The Scrum team will usually have certain values and should be courageous and daring to work together through challenging projects. They should be dedicated to working towards the team’s goals and have respect for each other. Every team member should be fully focused on each sprint, and the Scrum master will work to keep them motivated during each sprint.
The Scrum team will work with sprints, which usually last under two weeks in length. At the start of each sprint, the team will gather together to plan the work and align their goals.
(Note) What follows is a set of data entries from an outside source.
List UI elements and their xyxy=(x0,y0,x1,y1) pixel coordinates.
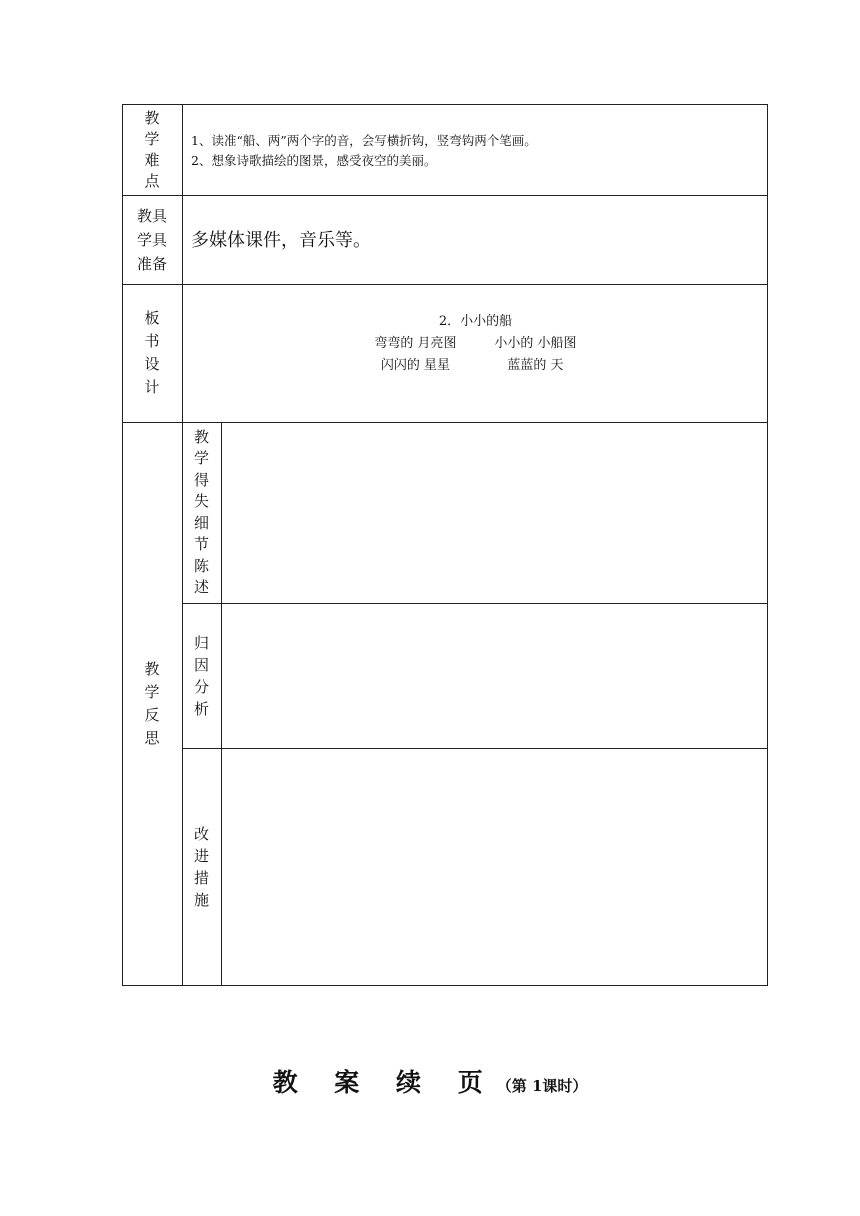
board-row xyxy=(183,355,768,377)
session-text: （第 1课时） xyxy=(496,1077,588,1095)
difficulty-line: 2、想象诗歌描绘的图景，感受夜空的美丽。 xyxy=(191,153,437,168)
label-char: 陈 xyxy=(193,556,209,575)
gains-losses-label xyxy=(182,422,221,603)
label-char: 教 xyxy=(144,108,160,127)
row-divider xyxy=(122,284,768,285)
label-char: 改 xyxy=(193,824,209,843)
label-text: 学具 xyxy=(136,230,167,249)
board-item: 小小的 小船图 xyxy=(494,336,577,351)
board-item: 闪闪的 星星 xyxy=(380,358,451,373)
label-char: 书 xyxy=(144,332,160,350)
label-char: 述 xyxy=(193,578,209,596)
label-char: 设 xyxy=(144,355,160,373)
label-char: 学 xyxy=(144,682,160,701)
label-char: 计 xyxy=(144,378,160,396)
table-border-right xyxy=(767,104,768,986)
label-char: 因 xyxy=(193,655,209,674)
board-title: 2．小小的船 xyxy=(438,314,513,329)
label-char: 节 xyxy=(193,535,209,553)
row-divider xyxy=(122,195,768,196)
gains-losses-content[interactable] xyxy=(222,423,767,603)
label-char: 进 xyxy=(193,846,209,865)
label-text: 准备 xyxy=(136,254,167,273)
improvement-label xyxy=(182,748,221,985)
difficulty-content xyxy=(191,131,537,171)
board-design-content xyxy=(183,311,768,377)
continuation-page-title xyxy=(0,1063,860,1099)
label-char: 教 xyxy=(144,659,160,678)
label-char: 析 xyxy=(193,699,209,718)
label-char: 措 xyxy=(193,868,209,887)
preparation-label xyxy=(122,195,182,284)
title-text: 教 案 续 页 xyxy=(272,1068,497,1097)
difficulty-label xyxy=(122,104,182,195)
board-design-label xyxy=(122,284,182,422)
label-text: 教具 xyxy=(136,206,167,225)
label-char: 难 xyxy=(144,150,160,169)
difficulty-line: 1、读准“船、两”两个字的音，会写横折钩，竖弯钩两个笔画。 xyxy=(191,133,537,148)
attribution-label xyxy=(182,603,221,748)
improvement-content[interactable] xyxy=(222,749,767,985)
label-char: 得 xyxy=(193,470,209,489)
label-char: 点 xyxy=(144,171,160,190)
label-char: 细 xyxy=(193,513,209,532)
label-char: 教 xyxy=(193,427,209,446)
label-char: 思 xyxy=(144,728,160,747)
reflection-label xyxy=(122,422,182,985)
label-char: 分 xyxy=(193,677,209,696)
table-border-bottom xyxy=(122,985,768,986)
label-char: 学 xyxy=(193,449,209,467)
label-char: 失 xyxy=(193,492,209,510)
preparation-content: 多媒体课件，音乐等。 xyxy=(191,230,371,251)
attribution-content[interactable] xyxy=(222,604,767,748)
label-char: 反 xyxy=(144,705,160,724)
label-char: 学 xyxy=(144,129,160,148)
board-row xyxy=(183,333,768,355)
board-item: 弯弯的 月亮图 xyxy=(374,336,457,351)
board-item: 蓝蓝的 天 xyxy=(507,358,564,373)
label-char: 施 xyxy=(193,890,209,909)
table-border-top xyxy=(122,104,768,105)
label-char: 归 xyxy=(193,633,209,652)
label-char: 板 xyxy=(144,309,160,327)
From there, they’ll meet up for a daily scrum to ensure everything is running smoothly and that there are no issues within the team. At the end of each sprint, the sprint review will take place, and on top of that, the sprint retrospective allows the scrum team to explore options for future improvement for the upcoming sprints.
When would a team choose to use scrum?
Scrum is generally recommended for shorter projects, usually lasting for a few months at a time. These projects need to be broken down further into sprints, so they can incorporate feedback throughout the process. It’s a good low-risk option for companies when compared to other project management options. The regular feedback and short sprints ensure that a team can understand their customer’s needs. We also recommend the Scrum approach for teams who are working on an existing service or product with regular releases.
Applying scrum to fixed price contracts
When using Scrum during a fixed price contract, it comes with its own set of challenges. There are certain things we always recommend considering before entering into this setup. Firstly, communication will be key for your success in a fixed price contract. As the customer requirements can change regularly, you’ll want to try and keep these changes to a minimum when working for a fixed price. This can add to the team’s workload and cost your company time and resources in the long run. Allow the product owner to represent your team, and they can be the main point of communication for the team and the end user.
Before you start the work, ensure you take the time for a preparation sprint. This will help your team to be fully prepared for the first sprint in the Scrum and will act as training for the real thing. You’ll be able to get everything ready and begin to identify any potential issues. We always recommend under promising to your customers when using sprints and then overdelivering to impress them. Keep a realistic timescale and workload in mind for each sprint, and then you’ll never have an unhappy customer during the process. You should also ensure you have time to gather feedback and ask for improvements throughout the project.
Your Scrum master will need to work to keep your team motivated throughout the process, as it can feel like a long and never-ending series of sprints otherwise. During the daily Scrum, the Scrum master will need to offer continuous encouragement to their team to strengthen their collaboration. Finally, everyone involved needs to be aware of the changes that may occur during the process from the very start. A fixed priced project still often involves changing requirements, and the Scrum team will need to be patient and know how to react to these. Don’t let changes disrupt the whole team, and find the best way to quickly react and mitigate the issues these may cause.
Using Scrum and its associated sprints is a way for companies to streamline their workflow while also reducing the risks of a larger project. The shorter sprints are only suitable for some projects, so you need to decide whether Scrum is currently applicable to your business. Many companies enjoy the flexibility that Scrum offers them, and when the Scrum team keeps everyone well-motivated, the whole team usually enjoys working in this manner. While fixed-price projects certainly have more challenges when using Scrum, by following the tips listed above, we hope you can apply this approach to future projects with greater ease.